In an opinion piece for the Herald on Sunday yesterday, high-profile lawyer and prisoners' advocate Peter Williams said Ms Collins was wrong when she earlier said Pora could not be pardoned by the Governor-General until he had exhausted all his appeal rights.
"Our present Government could direct a free pardon for Pora. Cabinet has a clear duty to act,'' Mr Williams said.
Ms Collins last night reiterated that there were two options open to Pora - either an appeal to the Privy Council or an application for the Royal prerogative of mercy.
"I understand that Mr Pora has now chosen to pursue the appeal to the Privy Council and an application for leave to appeal will be filed shortly,'' Ms Collins said.
"It would be constitutionally unsound for the Government to be considering Mr Pora's convictions at the same time through the Royal prerogative of mercy. That, and the need for a thorough examination of all evidence relied on by the applicant, is why the Government cannot immediately issue a pardon to Mr Pora.
In his opinion piece, Mr Williams said Ms Collins had previously cited the case of Arthur Allan Thomas.
"When Thomas received his free pardon from the Governor-General he had not exhausted his appeal rights, in particular, he had not conducted a substantive appeal to the Privy Council,'' Mr Williams said.
Last night, Ms Collins said that in Mr Thomas's case, a pardon was granted only after he had used his appeal rights and his right to apply for the Royal prerogative of mercy.
"Mr Thomas was granted a pardon after a thorough examination by Robert Adams-Smith QC of the evidence. This followed the Privy Council declining leave to hear Mr Thomas' appeal,'' she said.
There is a growing belief that Pora, who has spent the past 20 years in prison, could be innocent, and more people are adding their voices to calls for his release.
Last week Ms Collins admitted he may have been wrongly convicted over the 1992 murder of Auckland woman Susan Burdett.

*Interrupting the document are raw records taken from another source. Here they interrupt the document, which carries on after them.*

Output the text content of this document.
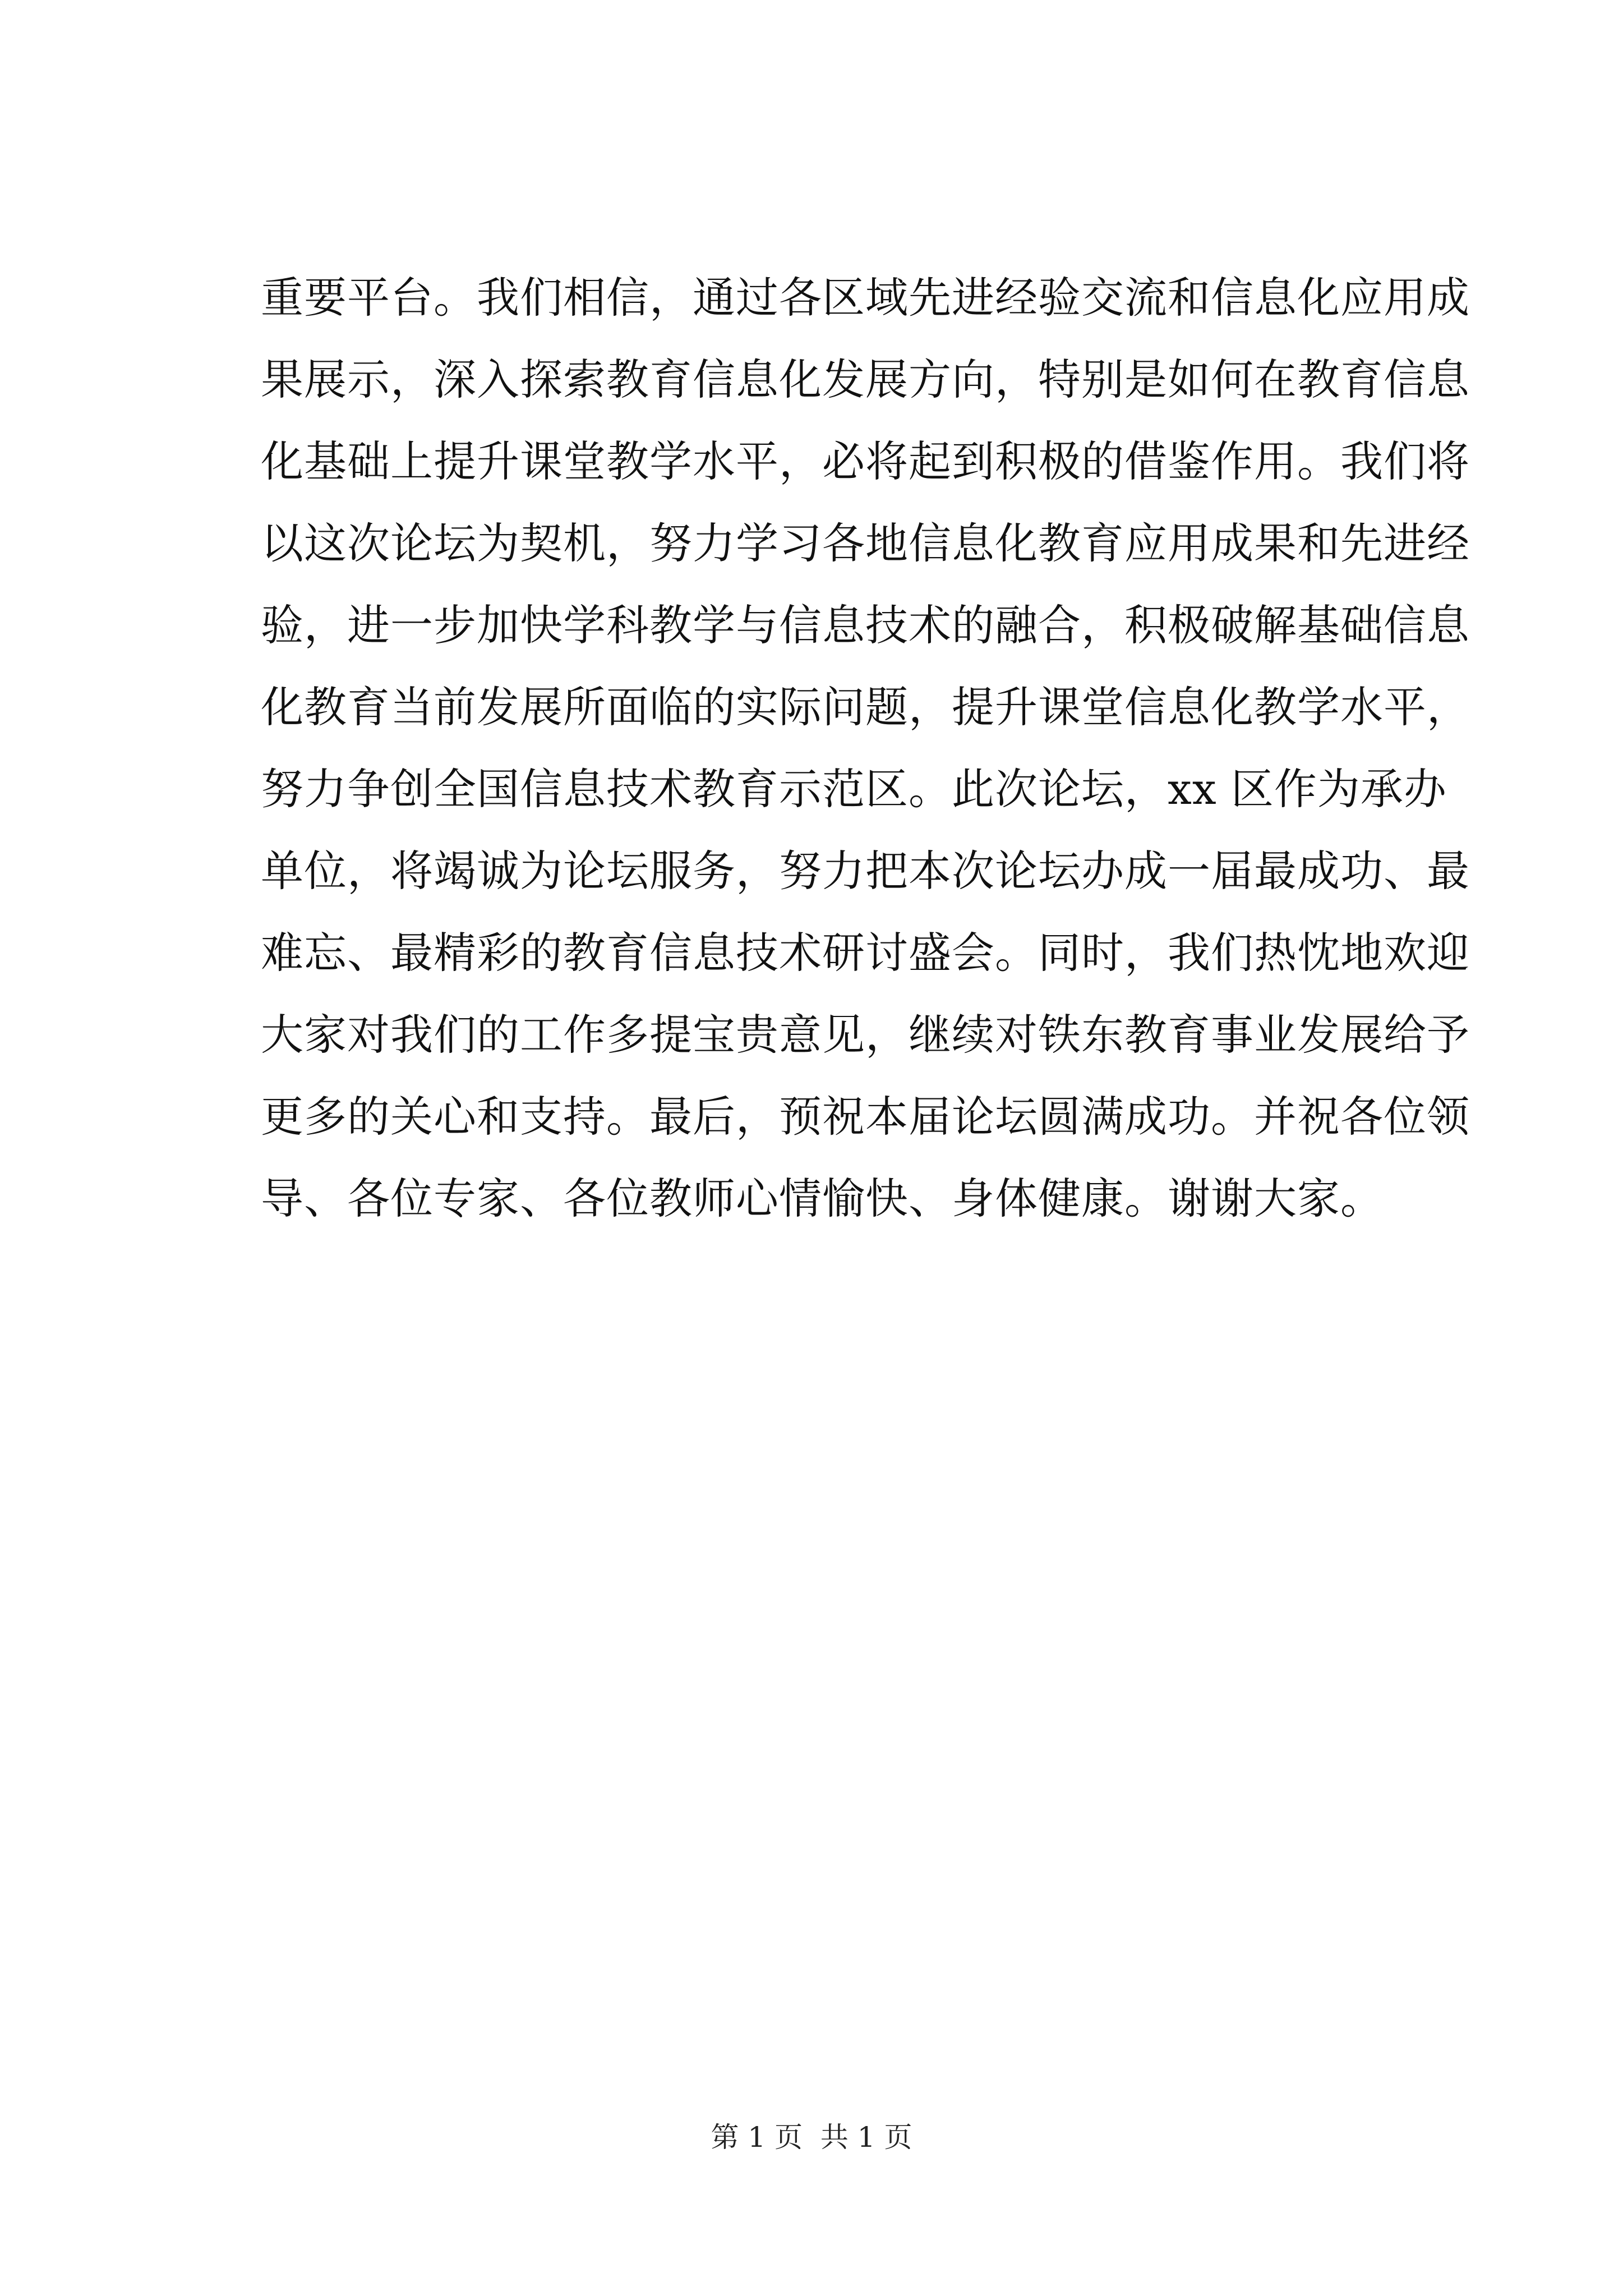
重要平台。我们相信，通过各区域先进经验交流和信息化应用成
果展示，深入探索教育信息化发展方向，特别是如何在教育信息
化基础上提升课堂教学水平，必将起到积极的借鉴作用。我们将
以这次论坛为契机，努力学习各地信息化教育应用成果和先进经
验，进一步加快学科教学与信息技术的融合，积极破解基础信息
化教育当前发展所面临的实际问题，提升课堂信息化教学水平，
努力争创全国信息技术教育示范区。此次论坛，xx 区作为承办
单位，将竭诚为论坛服务，努力把本次论坛办成一届最成功、最
难忘、最精彩的教育信息技术研讨盛会。同时，我们热忱地欢迎
大家对我们的工作多提宝贵意见，继续对铁东教育事业发展给予
更多的关心和支持。最后，预祝本届论坛圆满成功。并祝各位领
导、各位专家、各位教师心情愉快、身体健康。谢谢大家。
第 1 页  共 1 页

Act leader John Banks, who was Police Minister at the time Pora was charged, the Police Association, the Maori Party, Labour and NZ First leader Winston Peters have also questioned the 1994 conviction.
Pora was convicted of Ms Burdett's rape and murder in 1994 and was again found guilty at a retrial in 2000. This was ordered after the semen in Burdett's body was found to belong to Malcolm Rewa.
Rewa was eventually convicted of Burdett's rape, but two juries couldn't decide about murder.